One other telling factor is the current naphtha/benzene spread, which has recently narrowed to its lowest point since late 2011 when benzene prices saw a brief slump amid weak demand.
European benzene spot prices have hovered just above $600/tonne so far in February following the monthly contract settlement at $590/tonne in US dollar terms, while Brent gains and export demand have driven naphtha up to the high $400s/tonne. Previous rules of thumb about the spread between the two now seem completely inapplicable in the current market.
However, with March benzene already in a firm $20-30/tonne contango this week, some players believe that the European market could see an upturn by the end of the first quarter.
Certainly, the overwhelming feeling in key downstream markets is much more positive this month. Styrene prices have spiked back up above $1,000/tonne FOB this week amid renewed buying interest from industry players, while several polystyrene (PS) producers have reported demand levels so far in February eclipsing anything seen in recent years.
Yet there remains some trepidation among some styrene players. One EPS producer said: “The jump in styrene right now being supported by some short-term tightness, with industry doing most of the buying. Is it really sustainable?”
Indeed, despite expectations of tightness in the European styrene market due to planned turnarounds in previous years, the market has seen sluggish demand keep supply ample even with significant output reduction. Key end-use markets such as construction are subject to the vagaries of the weather, which can be tougher to predict than price movements on oil.
And with a spread of around $400/tonne over benzene, the current bull-run on styrene seems unlikely to hold unless there is a corresponding upturn on benzene.
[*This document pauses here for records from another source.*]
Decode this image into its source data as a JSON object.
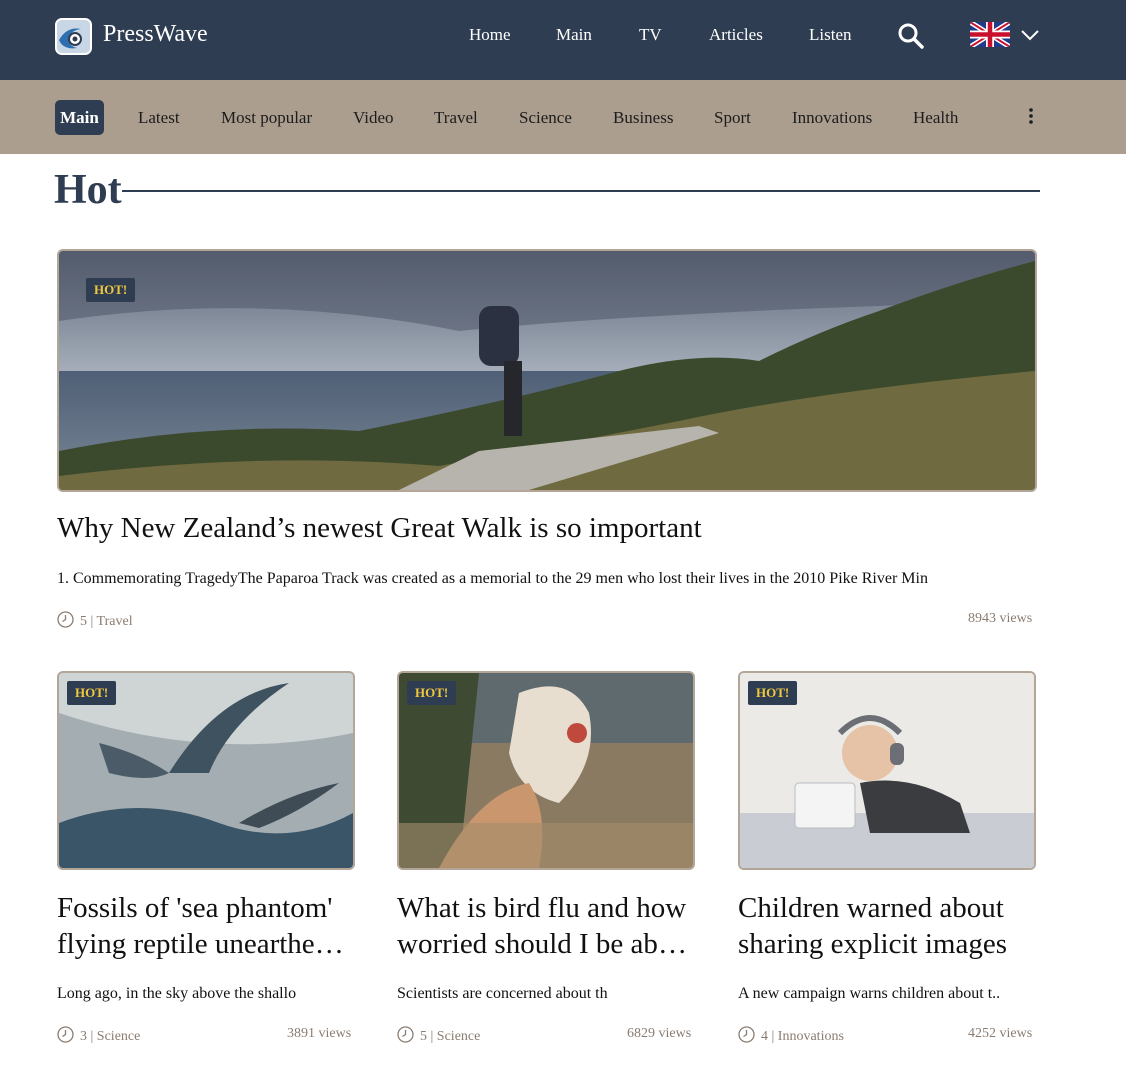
{
  "brand": {
    "name": "PressWave"
  },
  "top_nav": [
    {
      "label": "Home"
    },
    {
      "label": "Main"
    },
    {
      "label": "TV"
    },
    {
      "label": "Articles"
    },
    {
      "label": "Listen"
    }
  ],
  "icons": {
    "search": "search-icon",
    "flag": "uk-flag-icon",
    "dropdown": "chevron-down-icon",
    "more": "more-vertical-icon",
    "clock": "clock-icon"
  },
  "categories": [
    {
      "label": "Main",
      "active": true
    },
    {
      "label": "Latest"
    },
    {
      "label": "Most popular"
    },
    {
      "label": "Video"
    },
    {
      "label": "Travel"
    },
    {
      "label": "Science"
    },
    {
      "label": "Business"
    },
    {
      "label": "Sport"
    },
    {
      "label": "Innovations"
    },
    {
      "label": "Health"
    }
  ],
  "section": {
    "title": "Hot"
  },
  "hero": {
    "badge": "HOT!",
    "title": "Why New Zealand’s newest Great Walk is so important",
    "excerpt": "1. Commemorating TragedyThe Paparoa Track was created as a memorial to the 29 men who lost their lives in the 2010 Pike River Min",
    "meta": "5 | Travel",
    "views": "8943 views"
  },
  "cards": [
    {
      "badge": "HOT!",
      "title": "Fossils of 'sea phantom' flying reptile unearthed in Chile",
      "excerpt": "Long ago, in the sky above the shallo",
      "meta": "3 | Science",
      "views": "3891 views"
    },
    {
      "badge": "HOT!",
      "title": "What is bird flu and how worried should I be about it?",
      "excerpt": "Scientists are concerned about th",
      "meta": "5 | Science",
      "views": "6829 views"
    },
    {
      "badge": "HOT!",
      "title": "Children warned about sharing explicit images",
      "excerpt": "A new campaign warns children about t..",
      "meta": "4 | Innovations",
      "views": "4252 views"
    }
  ],
  "colors": {
    "header_bg": "#2f3d52",
    "category_bg": "#ab9e8f",
    "badge_text": "#f1c83d",
    "meta_text": "#8a7c70"
  }
}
But the benzene market in Europe has often in the past seen prices move more with sentiment than fundamentals, and these movements are often sharp. As one source quipped back in early 2014 amid pricing volatility at the time: “You’re better off employing a psychiatrist not a trader.”
And it is this uncertainty that has kept many downstream aromatics players wary of following feedstock prices all the way down this year.
“Chinese phenol demand will balance out the global benzene market by the second half of 2015, so in theory this should support some recovery,” said one caprolactam producer late last month. “The downstream chain needs to manage the current downtrend on pricing sensibly. The supply/demand balance is key, because won’t bounce back as fast as benzene.”